10. Ujian Masuk

31 9 0
                                    

Lucius, Diana, dan Nova tak bergerak sama sekali. Seolah waktu baru saja terhenti setelah kepala sekolah menjentikkan jarinya.

"Di mana kepala sekolah?!"

Aku terkejut ketika melihat kepala sekolah menghilang secara tiba-tiba. Saat itu aku merasakan sesuatu bergerak dengan cepat menuju kakiku. Sontak aku pun melompat ke samping untuk menghindarinya. Namun 'sesuatu' itu terus mengejarku dengan gerakan yang sangat cepat.

"Kenapa kau selalu menyusahkan kami!"

Tubuhku membeku ketika mendengar sebuah suara yang familier di telingaku. Mataku terpaku ketika melihat diriku yang berusia 14 tahun sedang menangis di pojok ruangan.

"M-maaf. Lyra tidak berhati-hati..."

"Dasar ceroboh! Kau sudah menguras uang kami karena koma selama dua minggu. Kau pikir cari uang itu mudah, hah?!"

"M-maaf-"

Buagh! Buagh!

"Raina tidak pernah bersikap seperti itu! Dia anak yang sempurna!"

"A-ampun! Lyra minta maaf!"

"Anak buangan sepertimu harus di didik dengan benar!"

Buagh! Buagh!

"Hah... Apa-apaan ini?" gumamku dengan suara serak.

Ayah terus mencambuk tubuhku dengan gesper sabuknya. Dia bahkan tak peduli dengan lukaku yang kembali terbuka hingga mengeluarkan banyak darah. Setelah ini dia akan menarikku ke kamar mandi, kembali memukuliku tanpa ampun dan dia akan menenggelamkan ku dalam bath tub.

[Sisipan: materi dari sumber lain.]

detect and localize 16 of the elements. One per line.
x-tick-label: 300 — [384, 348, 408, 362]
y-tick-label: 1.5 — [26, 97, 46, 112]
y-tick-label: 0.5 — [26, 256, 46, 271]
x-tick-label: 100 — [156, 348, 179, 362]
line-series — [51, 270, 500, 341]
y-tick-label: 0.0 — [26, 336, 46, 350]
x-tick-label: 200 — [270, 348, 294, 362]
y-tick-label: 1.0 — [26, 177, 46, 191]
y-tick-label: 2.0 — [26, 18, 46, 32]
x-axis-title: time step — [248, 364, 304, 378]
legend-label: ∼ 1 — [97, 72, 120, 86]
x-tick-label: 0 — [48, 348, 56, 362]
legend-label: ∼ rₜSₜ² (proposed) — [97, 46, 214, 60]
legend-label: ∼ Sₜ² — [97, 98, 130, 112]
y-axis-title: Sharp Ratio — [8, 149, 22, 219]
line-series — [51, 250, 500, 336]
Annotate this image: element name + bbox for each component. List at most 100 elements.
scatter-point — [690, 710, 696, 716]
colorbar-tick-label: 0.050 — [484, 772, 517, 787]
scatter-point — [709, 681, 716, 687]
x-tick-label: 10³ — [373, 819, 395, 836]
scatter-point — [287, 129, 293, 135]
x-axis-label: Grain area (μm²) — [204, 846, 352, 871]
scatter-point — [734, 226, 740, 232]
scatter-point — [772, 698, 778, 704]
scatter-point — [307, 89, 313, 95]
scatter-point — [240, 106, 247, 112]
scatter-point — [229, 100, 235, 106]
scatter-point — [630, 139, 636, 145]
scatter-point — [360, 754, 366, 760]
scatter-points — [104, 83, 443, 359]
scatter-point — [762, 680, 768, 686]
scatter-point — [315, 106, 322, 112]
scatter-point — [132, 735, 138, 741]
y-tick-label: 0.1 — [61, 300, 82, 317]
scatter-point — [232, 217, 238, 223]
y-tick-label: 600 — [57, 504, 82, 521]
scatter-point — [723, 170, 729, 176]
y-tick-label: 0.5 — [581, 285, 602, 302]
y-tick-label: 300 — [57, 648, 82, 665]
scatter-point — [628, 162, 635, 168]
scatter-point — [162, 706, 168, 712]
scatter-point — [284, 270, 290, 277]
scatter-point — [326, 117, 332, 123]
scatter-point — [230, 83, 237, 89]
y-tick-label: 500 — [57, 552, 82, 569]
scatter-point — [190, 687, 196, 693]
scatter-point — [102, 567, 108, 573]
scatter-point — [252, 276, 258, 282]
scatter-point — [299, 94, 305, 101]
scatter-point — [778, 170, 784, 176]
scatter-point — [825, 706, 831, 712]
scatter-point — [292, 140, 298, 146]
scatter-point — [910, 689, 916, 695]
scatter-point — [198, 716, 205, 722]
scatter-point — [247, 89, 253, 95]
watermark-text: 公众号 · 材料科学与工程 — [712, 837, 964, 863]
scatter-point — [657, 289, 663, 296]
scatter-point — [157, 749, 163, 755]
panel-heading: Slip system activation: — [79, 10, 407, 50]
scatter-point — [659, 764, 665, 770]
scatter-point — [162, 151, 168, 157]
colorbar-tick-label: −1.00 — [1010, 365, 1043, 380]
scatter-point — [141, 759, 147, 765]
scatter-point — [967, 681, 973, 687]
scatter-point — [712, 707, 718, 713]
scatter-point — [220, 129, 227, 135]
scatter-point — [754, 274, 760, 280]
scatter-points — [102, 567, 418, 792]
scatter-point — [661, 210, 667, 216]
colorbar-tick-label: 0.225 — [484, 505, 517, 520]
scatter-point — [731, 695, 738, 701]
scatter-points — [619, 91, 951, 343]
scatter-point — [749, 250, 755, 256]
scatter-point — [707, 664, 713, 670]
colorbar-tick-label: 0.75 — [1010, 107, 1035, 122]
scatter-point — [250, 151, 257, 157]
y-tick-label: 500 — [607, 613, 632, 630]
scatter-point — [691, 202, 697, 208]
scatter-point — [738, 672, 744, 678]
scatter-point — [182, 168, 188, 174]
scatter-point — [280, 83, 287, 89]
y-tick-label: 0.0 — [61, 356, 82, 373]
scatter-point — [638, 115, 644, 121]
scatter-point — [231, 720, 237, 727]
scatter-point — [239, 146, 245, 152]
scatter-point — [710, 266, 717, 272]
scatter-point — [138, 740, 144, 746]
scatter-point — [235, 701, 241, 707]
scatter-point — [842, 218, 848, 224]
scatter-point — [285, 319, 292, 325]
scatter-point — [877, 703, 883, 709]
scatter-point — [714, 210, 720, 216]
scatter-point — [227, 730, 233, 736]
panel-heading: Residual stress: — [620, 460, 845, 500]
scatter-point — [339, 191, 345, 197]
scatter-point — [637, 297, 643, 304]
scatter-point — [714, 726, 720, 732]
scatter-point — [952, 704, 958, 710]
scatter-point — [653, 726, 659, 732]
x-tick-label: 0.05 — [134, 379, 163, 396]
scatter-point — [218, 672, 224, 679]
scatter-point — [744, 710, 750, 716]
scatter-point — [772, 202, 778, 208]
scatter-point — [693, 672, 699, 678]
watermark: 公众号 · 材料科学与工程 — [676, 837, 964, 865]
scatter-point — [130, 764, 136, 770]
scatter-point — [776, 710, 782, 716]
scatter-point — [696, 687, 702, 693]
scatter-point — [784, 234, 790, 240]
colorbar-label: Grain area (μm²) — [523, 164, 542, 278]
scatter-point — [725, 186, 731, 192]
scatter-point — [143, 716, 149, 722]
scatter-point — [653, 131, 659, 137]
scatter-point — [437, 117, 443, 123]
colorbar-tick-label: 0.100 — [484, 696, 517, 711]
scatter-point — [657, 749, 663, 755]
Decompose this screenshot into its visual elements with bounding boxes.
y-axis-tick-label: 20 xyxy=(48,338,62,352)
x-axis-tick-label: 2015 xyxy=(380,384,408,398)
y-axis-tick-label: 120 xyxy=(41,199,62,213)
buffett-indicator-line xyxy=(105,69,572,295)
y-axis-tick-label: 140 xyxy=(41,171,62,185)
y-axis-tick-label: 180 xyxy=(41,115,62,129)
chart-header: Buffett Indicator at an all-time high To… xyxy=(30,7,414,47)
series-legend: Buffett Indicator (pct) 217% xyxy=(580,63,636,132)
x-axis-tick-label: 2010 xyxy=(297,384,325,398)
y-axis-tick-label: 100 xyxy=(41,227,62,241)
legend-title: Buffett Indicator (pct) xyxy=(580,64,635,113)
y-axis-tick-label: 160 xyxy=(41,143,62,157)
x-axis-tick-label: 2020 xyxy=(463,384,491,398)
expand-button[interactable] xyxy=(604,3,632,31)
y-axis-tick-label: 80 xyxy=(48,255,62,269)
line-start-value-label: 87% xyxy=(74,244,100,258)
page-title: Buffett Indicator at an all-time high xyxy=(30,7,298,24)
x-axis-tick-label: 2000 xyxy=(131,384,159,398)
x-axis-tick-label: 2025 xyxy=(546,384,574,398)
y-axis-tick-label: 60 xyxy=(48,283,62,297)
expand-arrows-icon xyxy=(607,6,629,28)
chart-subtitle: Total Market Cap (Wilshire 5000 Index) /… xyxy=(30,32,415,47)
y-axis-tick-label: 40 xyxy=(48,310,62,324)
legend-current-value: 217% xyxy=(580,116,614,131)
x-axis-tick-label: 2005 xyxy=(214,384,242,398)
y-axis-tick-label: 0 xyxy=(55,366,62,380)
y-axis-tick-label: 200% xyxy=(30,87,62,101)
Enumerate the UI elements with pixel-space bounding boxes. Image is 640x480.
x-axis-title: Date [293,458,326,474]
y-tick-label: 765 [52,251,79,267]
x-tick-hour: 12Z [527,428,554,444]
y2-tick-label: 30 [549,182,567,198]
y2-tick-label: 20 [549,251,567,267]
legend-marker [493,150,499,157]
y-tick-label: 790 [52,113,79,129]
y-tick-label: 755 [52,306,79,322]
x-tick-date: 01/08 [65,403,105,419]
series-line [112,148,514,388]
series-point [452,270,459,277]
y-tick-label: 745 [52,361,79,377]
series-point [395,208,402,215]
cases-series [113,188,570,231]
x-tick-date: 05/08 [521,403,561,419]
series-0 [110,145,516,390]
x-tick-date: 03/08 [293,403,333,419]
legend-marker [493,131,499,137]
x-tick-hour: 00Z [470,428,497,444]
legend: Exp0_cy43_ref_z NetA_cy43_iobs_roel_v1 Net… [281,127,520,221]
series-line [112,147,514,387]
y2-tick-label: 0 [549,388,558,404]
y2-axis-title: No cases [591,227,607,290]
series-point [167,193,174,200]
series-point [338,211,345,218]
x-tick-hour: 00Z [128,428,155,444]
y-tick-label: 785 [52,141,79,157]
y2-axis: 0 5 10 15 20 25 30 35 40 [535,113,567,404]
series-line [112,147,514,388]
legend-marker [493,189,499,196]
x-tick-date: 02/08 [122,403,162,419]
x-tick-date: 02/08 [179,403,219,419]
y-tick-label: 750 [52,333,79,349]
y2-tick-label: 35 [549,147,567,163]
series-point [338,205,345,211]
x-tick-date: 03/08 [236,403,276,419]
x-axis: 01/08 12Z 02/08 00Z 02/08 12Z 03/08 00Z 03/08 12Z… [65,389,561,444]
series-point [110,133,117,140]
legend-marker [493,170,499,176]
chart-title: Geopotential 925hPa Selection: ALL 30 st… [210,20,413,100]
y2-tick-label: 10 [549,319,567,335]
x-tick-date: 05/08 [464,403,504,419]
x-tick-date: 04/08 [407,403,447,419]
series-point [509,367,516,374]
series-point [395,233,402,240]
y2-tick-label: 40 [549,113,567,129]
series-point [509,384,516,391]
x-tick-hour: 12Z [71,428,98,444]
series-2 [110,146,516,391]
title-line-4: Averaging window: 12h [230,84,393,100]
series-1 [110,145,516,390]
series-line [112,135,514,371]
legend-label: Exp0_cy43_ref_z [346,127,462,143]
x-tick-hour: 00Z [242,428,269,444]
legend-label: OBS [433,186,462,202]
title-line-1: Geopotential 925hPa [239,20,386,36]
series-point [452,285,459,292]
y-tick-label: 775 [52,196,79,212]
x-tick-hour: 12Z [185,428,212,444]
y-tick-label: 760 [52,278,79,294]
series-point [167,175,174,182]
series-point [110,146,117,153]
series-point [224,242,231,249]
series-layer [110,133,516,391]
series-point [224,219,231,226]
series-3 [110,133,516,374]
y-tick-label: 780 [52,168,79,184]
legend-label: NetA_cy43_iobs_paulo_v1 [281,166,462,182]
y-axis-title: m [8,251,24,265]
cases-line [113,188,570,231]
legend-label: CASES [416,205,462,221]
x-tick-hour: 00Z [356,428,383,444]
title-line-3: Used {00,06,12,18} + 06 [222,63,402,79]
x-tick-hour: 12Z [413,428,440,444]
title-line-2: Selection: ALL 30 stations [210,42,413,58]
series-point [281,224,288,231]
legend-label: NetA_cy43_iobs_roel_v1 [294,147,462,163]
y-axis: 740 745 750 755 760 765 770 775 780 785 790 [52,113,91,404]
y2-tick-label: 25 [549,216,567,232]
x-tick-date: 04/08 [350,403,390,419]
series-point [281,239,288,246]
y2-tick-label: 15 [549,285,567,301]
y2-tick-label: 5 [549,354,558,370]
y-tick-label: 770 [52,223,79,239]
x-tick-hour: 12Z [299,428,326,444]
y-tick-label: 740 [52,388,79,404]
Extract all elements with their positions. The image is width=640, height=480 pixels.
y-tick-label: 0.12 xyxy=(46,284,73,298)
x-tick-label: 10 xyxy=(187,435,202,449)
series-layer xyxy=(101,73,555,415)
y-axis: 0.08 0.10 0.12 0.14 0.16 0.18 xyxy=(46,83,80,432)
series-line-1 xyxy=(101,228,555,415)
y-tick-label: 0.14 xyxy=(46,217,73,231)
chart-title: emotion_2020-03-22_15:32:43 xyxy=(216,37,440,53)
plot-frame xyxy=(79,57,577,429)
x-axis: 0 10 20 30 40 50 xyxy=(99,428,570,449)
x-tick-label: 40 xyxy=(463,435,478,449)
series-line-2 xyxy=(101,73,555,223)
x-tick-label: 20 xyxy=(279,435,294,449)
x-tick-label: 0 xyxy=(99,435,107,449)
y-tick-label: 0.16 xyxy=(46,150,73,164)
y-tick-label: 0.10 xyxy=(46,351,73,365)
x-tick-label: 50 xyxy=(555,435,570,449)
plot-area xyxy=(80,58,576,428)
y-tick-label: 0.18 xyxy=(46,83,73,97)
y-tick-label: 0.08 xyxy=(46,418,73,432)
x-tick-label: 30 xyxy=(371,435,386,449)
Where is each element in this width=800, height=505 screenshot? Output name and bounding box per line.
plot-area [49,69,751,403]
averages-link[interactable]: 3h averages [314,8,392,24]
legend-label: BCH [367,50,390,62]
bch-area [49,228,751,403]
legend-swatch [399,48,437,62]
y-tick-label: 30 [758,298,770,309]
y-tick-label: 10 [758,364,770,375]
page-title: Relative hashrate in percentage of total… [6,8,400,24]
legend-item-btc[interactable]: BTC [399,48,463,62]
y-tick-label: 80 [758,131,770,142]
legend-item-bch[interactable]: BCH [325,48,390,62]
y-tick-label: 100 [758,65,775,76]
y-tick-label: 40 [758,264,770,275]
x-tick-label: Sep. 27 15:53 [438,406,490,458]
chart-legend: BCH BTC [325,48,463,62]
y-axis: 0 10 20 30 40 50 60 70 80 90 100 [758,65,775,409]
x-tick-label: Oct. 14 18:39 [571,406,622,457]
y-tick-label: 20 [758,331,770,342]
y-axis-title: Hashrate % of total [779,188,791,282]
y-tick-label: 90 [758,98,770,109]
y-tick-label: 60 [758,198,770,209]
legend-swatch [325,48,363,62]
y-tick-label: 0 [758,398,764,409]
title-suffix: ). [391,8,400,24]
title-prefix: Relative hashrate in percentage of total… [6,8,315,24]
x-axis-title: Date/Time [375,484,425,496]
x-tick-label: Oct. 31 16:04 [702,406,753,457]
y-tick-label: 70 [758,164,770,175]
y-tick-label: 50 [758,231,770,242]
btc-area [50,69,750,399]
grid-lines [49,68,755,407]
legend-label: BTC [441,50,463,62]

Aku ingat semuanya.

"Aku dikunci di sana selama dua hari dengan tubuh yang terluka dan kedinginan. Dia mencekik leherku berkali-kali, dan kau pikir aku akan terluka hanya karena melihat kenangan itu? Tidak akan!" seruku lalu menggigit lenganku dengan kencang.

Dan semuanya menghilang. Aku tidak mempermasalahkannya karena ayahku sebenarnya tidak seburuk itu. Dia adalah orang yang baik.

Wushh!

"Apa ini?!" seruku frustrasi ketika angin itu kembali muncul dan terus mencoba menyerangku. Melihat pola gerakannya, aku pun bersiap untuk mengenainya dengan tendanganku.

Namun saat aku hampir berhasil mengenainya, angin itu berubah menjadi kepala sekolah yang saat ini menahan kakiku dengan satu tangannya, ia lalu menarik kakiku dengan kencang dan membanting tubuhku ke tanah.

Brak!

"Bagus. Kau yang pertama sadar, aku suka refleksmu."

Aku tersadar dengan tubuh lemas. Namun Lucius menahan tubuhku dengan cepat. Saat ini tubuhku tetap berada di tempat semula seolah tidak ada yang terjadi.

"Apa yang kau lakukan?" tanyaku dengan tubuh bergetar. Di sana aku melihat Diana dan Nova masih terdiam dengan tatapan kosong.

"Menonton pertunjukan," ucap kepala sekolah dengan ekspresi dingin. Dia menjentikkan jarinya dan aku bisa melihat apa yang terjadi dengan Nova dan Diana di alam bawah sadar mereka.

"Jadi kau juga melihatnya?" Aku menatap Lucius dengan perasaan marah.

"Maaf," bisik pria itu di samping telingaku.

Aku kembali memejamkan mata ketika melihat Nova di pukul berkali-kali menggunakan tongkat golf di usianya yang bahkan belum lima tahun.

"Nova sudah berjuang melupakan traumanya selama ini."

"Lucius hentikan dia." Aku menggigit bibir bawahku ketika melihat Diana tertawa di depan kedua foto ayah dan ibunya yang telah tiada. Dia bermain di dalam lemari, dan tertawa meskipun air mata menggenang di pelupuk matanya.